In più, oltre a tale esenzione, alle agevolazioni fiscali
ed ai contributi di cui all'articolo 5, a favore dei
proprietari degli edifici demoliti, i comuni concederanno
contributi in conto capitale pari al 40 per cento del costo
della ricostruzione che saranno prelevati da un fondo speciale
da essi istituito, alimentato con una percentuale delle
entrate derivanti dalla imposta comunale sugli immobili
stabilita in base alle previsioni effettuate in sede di
monitoraggio dei fascicoli ai sensi del citato articolo 3.

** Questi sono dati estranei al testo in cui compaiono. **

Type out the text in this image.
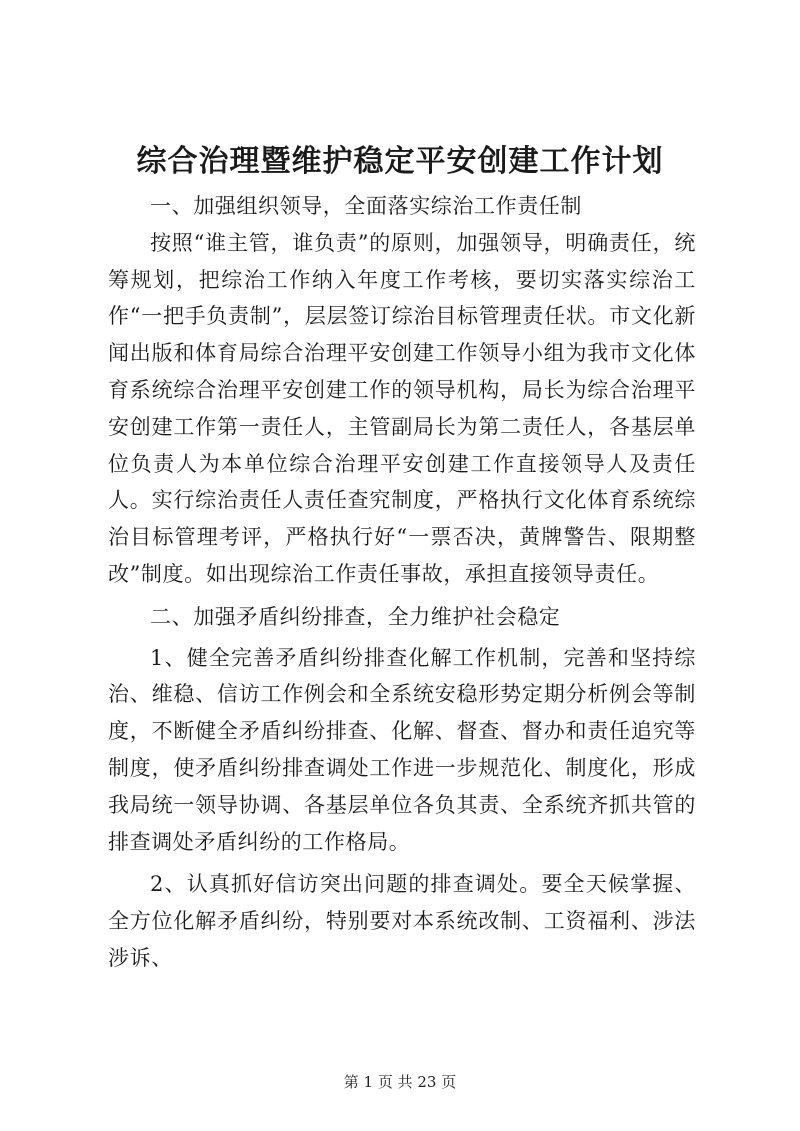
综合治理暨维护稳定平安创建工作计划

一、加强组织领导，全面落实综治工作责任制

按照“谁主管，谁负责”的原则，加强领导，明确责任，统筹规划，把综治工作纳入年度工作考核，要切实落实综治工作“一把手负责制”，层层签订综治目标管理责任状。市文化新闻出版和体育局综合治理平安创建工作领导小组为我市文化体育系统综合治理平安创建工作的领导机构，局长为综合治理平安创建工作第一责任人，主管副局长为第二责任人，各基层单位负责人为本单位综合治理平安创建工作直接领导人及责任人。实行综治责任人责任查究制度，严格执行文化体育系统综治目标管理考评，严格执行好“一票否决，黄牌警告、限期整改”制度。如出现综治工作责任事故，承担直接领导责任。

二、加强矛盾纠纷排查，全力维护社会稳定

1、健全完善矛盾纠纷排查化解工作机制，完善和坚持综治、维稳、信访工作例会和全系统安稳形势定期分析例会等制度，不断健全矛盾纠纷排查、化解、督查、督办和责任追究等制度，使矛盾纠纷排查调处工作进一步规范化、制度化，形成我局统一领导协调、各基层单位各负其责、全系统齐抓共管的排查调处矛盾纠纷的工作格局。

2、认真抓好信访突出问题的排查调处。要全天候掌握、全方位化解矛盾纠纷，特别要对本系统改制、工资福利、涉法涉诉、

第 1 页 共 23 页
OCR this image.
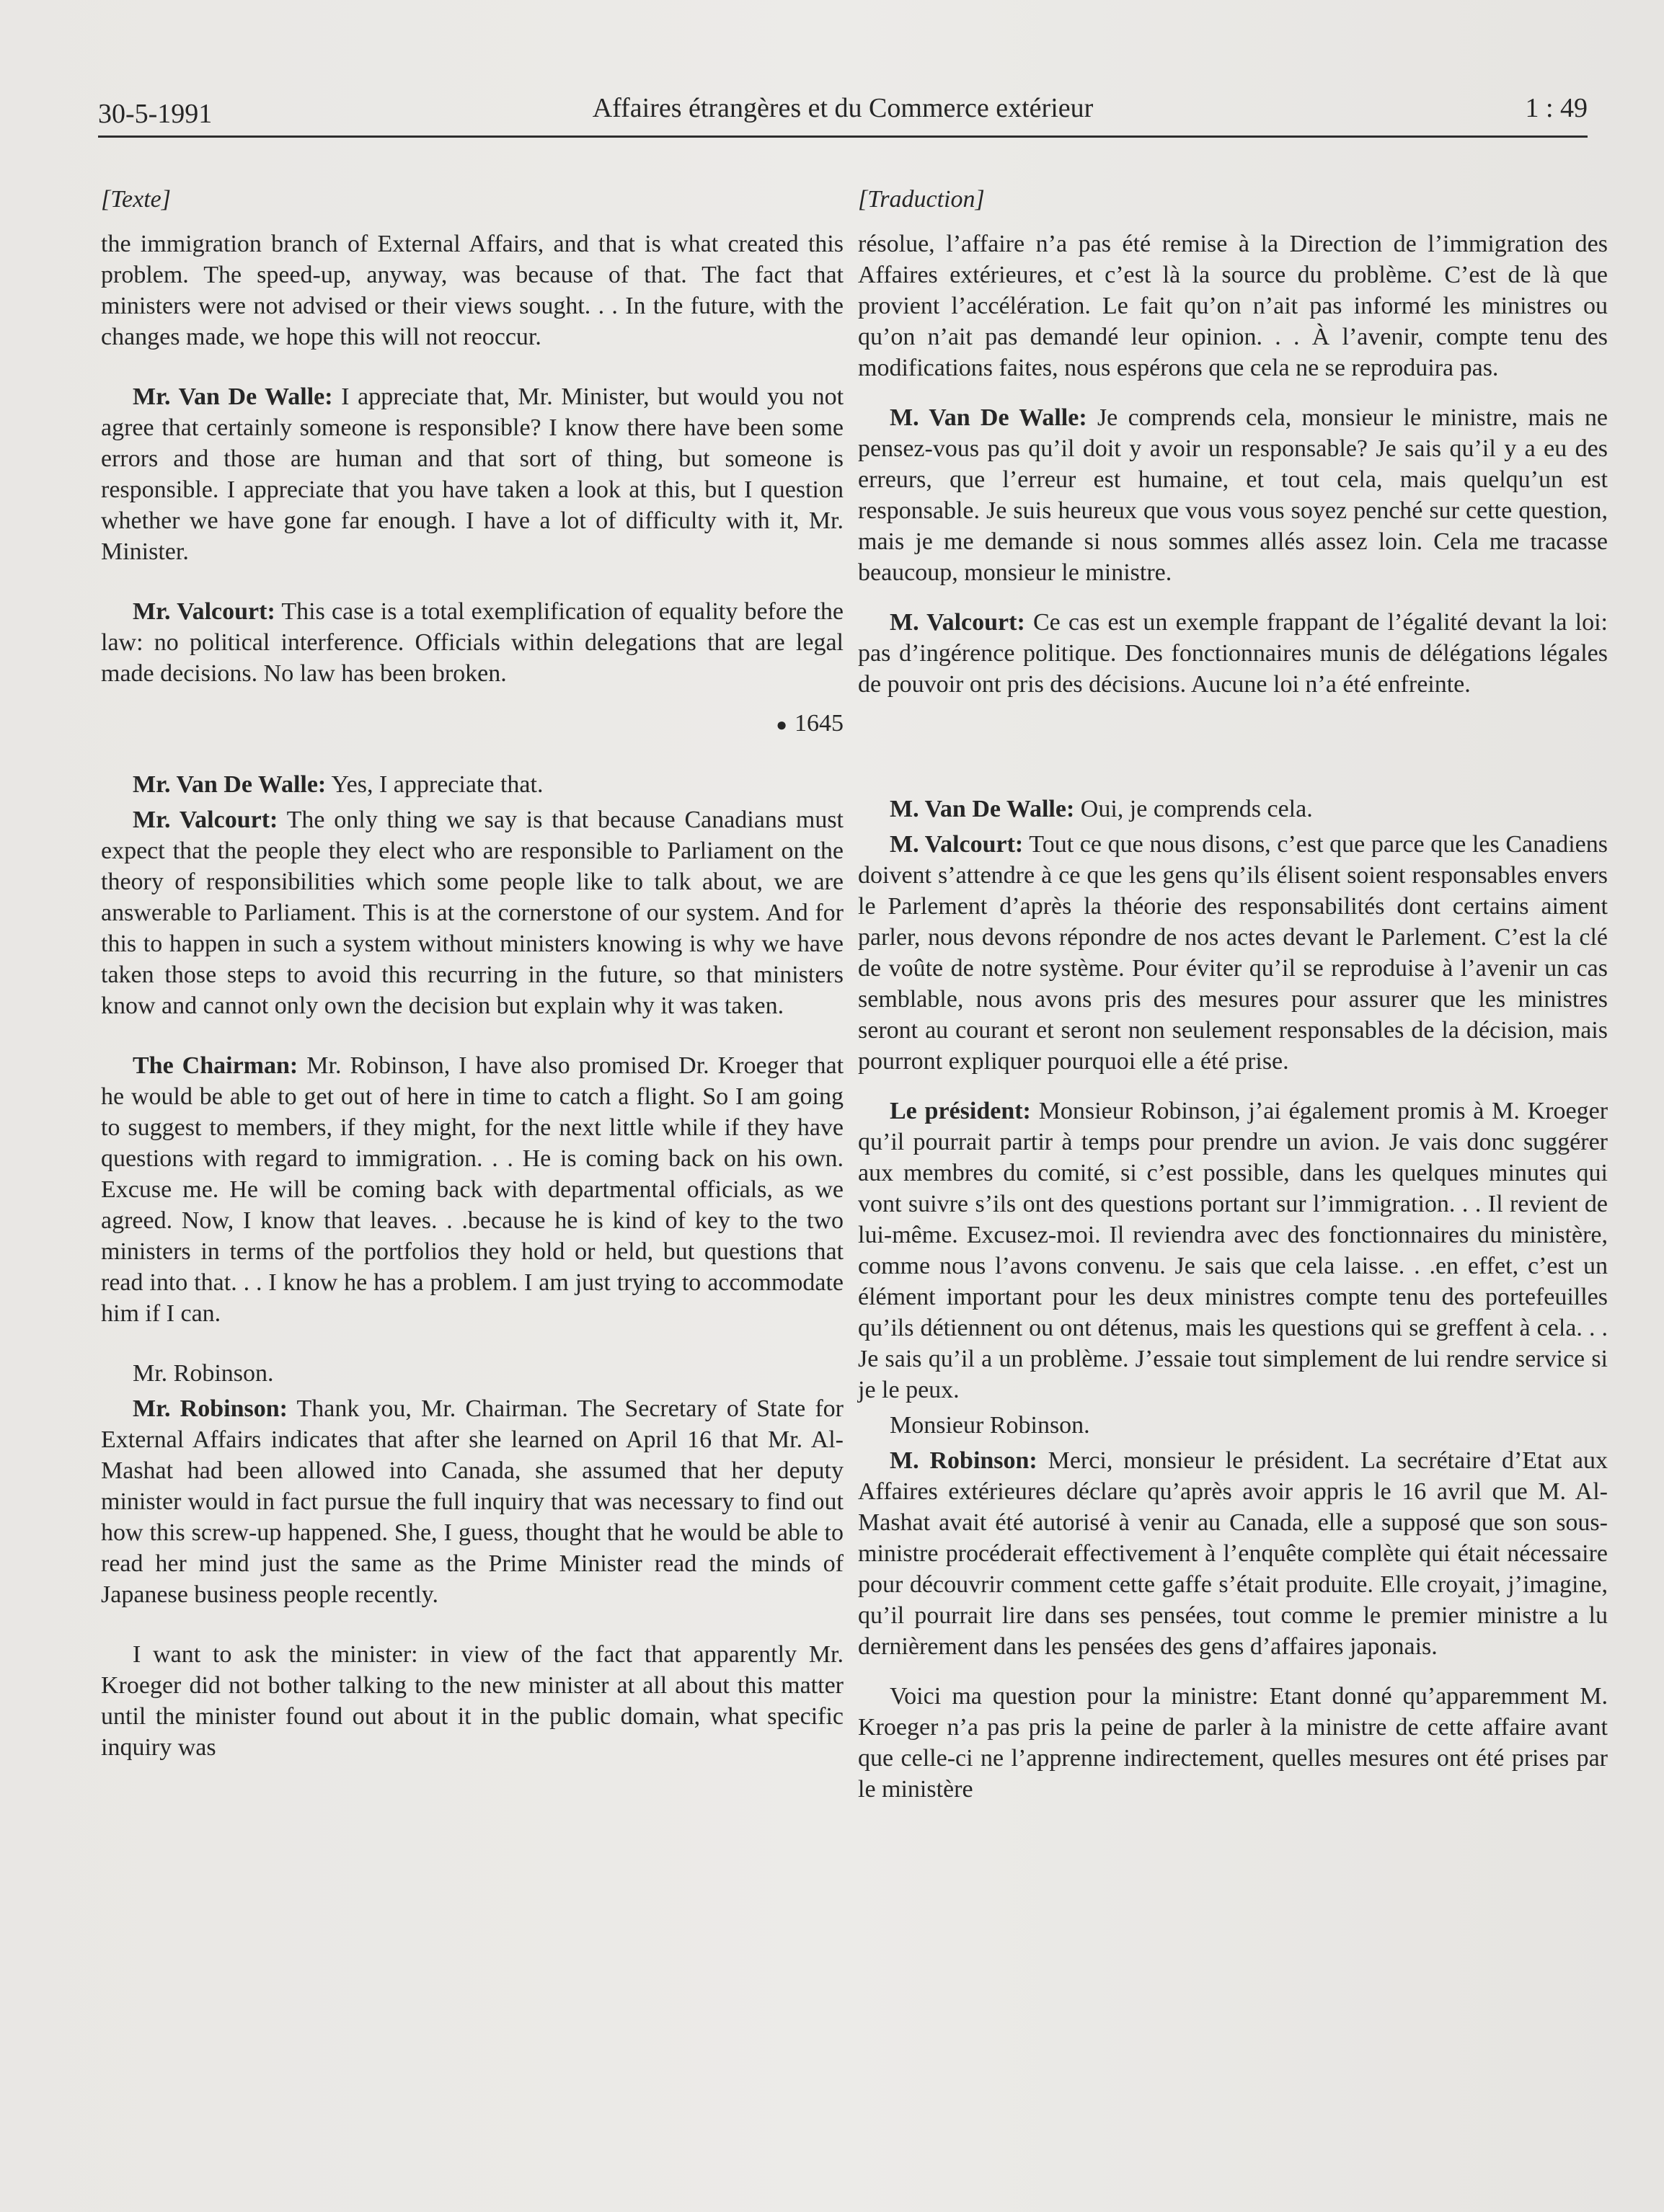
30-5-1991	Affaires étrangères et du Commerce extérieur	1 : 49

[Texte]

the immigration branch of External Affairs, and that is what created this problem. The speed-up, anyway, was because of that. The fact that ministers were not advised or their views sought. . . In the future, with the changes made, we hope this will not reoccur.

Mr. Van De Walle: I appreciate that, Mr. Minister, but would you not agree that certainly someone is responsible? I know there have been some errors and those are human and that sort of thing, but someone is responsible. I appreciate that you have taken a look at this, but I question whether we have gone far enough. I have a lot of difficulty with it, Mr. Minister.

Mr. Valcourt: This case is a total exemplification of equality before the law: no political interference. Officials within delegations that are legal made decisions. No law has been broken.

● 1645

Mr. Van De Walle: Yes, I appreciate that.

Mr. Valcourt: The only thing we say is that because Canadians must expect that the people they elect who are responsible to Parliament on the theory of responsibilities which some people like to talk about, we are answerable to Parliament. This is at the cornerstone of our system. And for this to happen in such a system without ministers knowing is why we have taken those steps to avoid this recurring in the future, so that ministers know and cannot only own the decision but explain why it was taken.

The Chairman: Mr. Robinson, I have also promised Dr. Kroeger that he would be able to get out of here in time to catch a flight. So I am going to suggest to members, if they might, for the next little while if they have questions with regard to immigration. . . He is coming back on his own. Excuse me. He will be coming back with departmental officials, as we agreed. Now, I know that leaves. . .because he is kind of key to the two ministers in terms of the portfolios they hold or held, but questions that read into that. . . I know he has a problem. I am just trying to accommodate him if I can.

Mr. Robinson.

Mr. Robinson: Thank you, Mr. Chairman. The Secretary of State for External Affairs indicates that after she learned on April 16 that Mr. Al-Mashat had been allowed into Canada, she assumed that her deputy minister would in fact pursue the full inquiry that was necessary to find out how this screw-up happened. She, I guess, thought that he would be able to read her mind just the same as the Prime Minister read the minds of Japanese business people recently.

I want to ask the minister: in view of the fact that apparently Mr. Kroeger did not bother talking to the new minister at all about this matter until the minister found out about it in the public domain, what specific inquiry was

[Traduction]

résolue, l’affaire n’a pas été remise à la Direction de l’immigration des Affaires extérieures, et c’est là la source du problème. C’est de là que provient l’accélération. Le fait qu’on n’ait pas informé les ministres ou qu’on n’ait pas demandé leur opinion. . . À l’avenir, compte tenu des modifications faites, nous espérons que cela ne se reproduira pas.

M. Van De Walle: Je comprends cela, monsieur le ministre, mais ne pensez-vous pas qu’il doit y avoir un responsable? Je sais qu’il y a eu des erreurs, que l’erreur est humaine, et tout cela, mais quelqu’un est responsable. Je suis heureux que vous vous soyez penché sur cette question, mais je me demande si nous sommes allés assez loin. Cela me tracasse beaucoup, monsieur le ministre.

M. Valcourt: Ce cas est un exemple frappant de l’égalité devant la loi: pas d’ingérence politique. Des fonctionnaires munis de délégations légales de pouvoir ont pris des décisions. Aucune loi n’a été enfreinte.

M. Van De Walle: Oui, je comprends cela.

M. Valcourt: Tout ce que nous disons, c’est que parce que les Canadiens doivent s’attendre à ce que les gens qu’ils élisent soient responsables envers le Parlement d’après la théorie des responsabilités dont certains aiment parler, nous devons répondre de nos actes devant le Parlement. C’est la clé de voûte de notre système. Pour éviter qu’il se reproduise à l’avenir un cas semblable, nous avons pris des mesures pour assurer que les ministres seront au courant et seront non seulement responsables de la décision, mais pourront expliquer pourquoi elle a été prise.

Le président: Monsieur Robinson, j’ai également promis à M. Kroeger qu’il pourrait partir à temps pour prendre un avion. Je vais donc suggérer aux membres du comité, si c’est possible, dans les quelques minutes qui vont suivre s’ils ont des questions portant sur l’immigration. . . Il revient de lui-même. Excusez-moi. Il reviendra avec des fonctionnaires du ministère, comme nous l’avons convenu. Je sais que cela laisse. . .en effet, c’est un élément important pour les deux ministres compte tenu des portefeuilles qu’ils détiennent ou ont détenus, mais les questions qui se greffent à cela. . . Je sais qu’il a un problème. J’essaie tout simplement de lui rendre service si je le peux.

Monsieur Robinson.

M. Robinson: Merci, monsieur le président. La secrétaire d’Etat aux Affaires extérieures déclare qu’après avoir appris le 16 avril que M. Al-Mashat avait été autorisé à venir au Canada, elle a supposé que son sous-ministre procéderait effectivement à l’enquête complète qui était nécessaire pour découvrir comment cette gaffe s’était produite. Elle croyait, j’imagine, qu’il pourrait lire dans ses pensées, tout comme le premier ministre a lu dernièrement dans les pensées des gens d’affaires japonais.

Voici ma question pour la ministre: Etant donné qu’apparemment M. Kroeger n’a pas pris la peine de parler à la ministre de cette affaire avant que celle-ci ne l’apprenne indirectement, quelles mesures ont été prises par le ministère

E' inoltre stabilito che tali edifici, per un periodo di
dieci anni dalla loro ultimazione, possano essere alienati a
condizione che sia garantita prelazione reale all'acquisto da
parte degli eventuali locatari e che venga restituita al
comune la quota parte del contributo ricevuto, determinata in
relazione al tempo trascorso tra l'ultimazione della
costruzione e l'alienazione.
L'articolo 7 prevede l'istituzione di uno speciale fondo
per l'adeguamento alla normativa sulla sicurezza degli
edifici, nel quale sono versati i fondi residui della sezione
autonoma per l'edilizia residenziale, nonché fondi propri
delle regioni e dei comuni.
Con decreto del Ministro delle infrastrutture e dei
trasporti, di concerto con il Ministro dell'economia e delle
finanze, sono ripartite le disponibilità del fondo tra le
regioni.
Con l'articolo 8 è disposta la necessaria copertura
finanziaria per gli interventi sugli immobili che per quelli
monumentali ed artistici è costituita dal 50 per cento dei
fondi a disposizione dello Stato derivanti da lotterie e da
giochi similari. Per gli edifici pubblici o per quelli privati
in uso pubblico, gli enti proprietari o utilizzatori
istituiscono un apposito capitolo di bilancio nel quale
versano il 50 per cento degli importi attualmente iscritti nei
capitoli di spesa destinati alla manutenzione del patrimonio
in uso o in proprietà.
L'articolo 9 prevede alcune accelerazioni procedurali: i
termini per il rilascio delle concessioni, autorizzazioni o
nulla osta previsti dalle disposizioni vigenti al momento
della esecuzione degli interventi di cui alla presente legge
sono ridotti alla metà.
Competenti uffici tecnici hanno il compito di controllare
tutti i progetti per l'adeguamento alla normativa di cui
all'articolo 2 degli edifici esistenti.
Per i lavori soggetti alla denuncia di inizio di attività
la dichiarazione del progettista abilitato dovrà affermare,
oltre alla conformità delle opere a prescrizioni vigenti,
anche la conformità di queste alle prescrizioni in materia di
sicurezza statica, insieme ai risultati del controllo da esso
stesso effettuati. In ogni caso, sarà compito dei comuni
esercitare controlli a campione sulla conformità ai progetti
approvati delle opere in corso di realizzazione e, al fine di
confermare o revocare i contributi concessi, informerà gli
enti erogatori di detti contributi su eventuali diversità
esecutive riscontrate.
Infine, l'articolo 10 prevede l'assicurazione obbligatoria
degli edifici, indipendentemente dalla loro destinazione
d'uso, per responsabilità civile, oltre che per i rischi di
invalidità permanente o di morte degli occupanti causati da
eventi determinati da cedimenti strutturali o statici degli
edifici. Solo per gli immobili coperti da assicurazione
possono essere corrisposti i contributi di cui agli articoli 5
e 6 della presente legge.
Con decreti del Presidente del Consiglio dei ministri sono
stabilite le condizioni, i tempi e i modi per l'adeguamento
all'obbligo delle dette coperture assicurative, nonché le
condizioni generali di contratto - che dovranno essere comuni
a tutte le assicurazioni da stipulare - ed i criteri da
scegliere per calibrare i premi dovuti ai rischi effettivi
coperti dall'assicurazione, cosicché sia incentivata
l'effettuazione degli interventi di cui alla presente proposta
di legge con adeguate riduzioni del premio stesso.
Tutto ciò nella speranza che siano proprio la rilevanza e
l'attualità del problema, che con questa proposta di legge si
vuole risolvere, a stimolare il legislatore alla promulgazione
della stessa, portando così a compimento i sogni di sicurezza
e protezione a cui il cittadino italiano non può non aspirare
all'interno delle proprie abitazioni e negli uffici!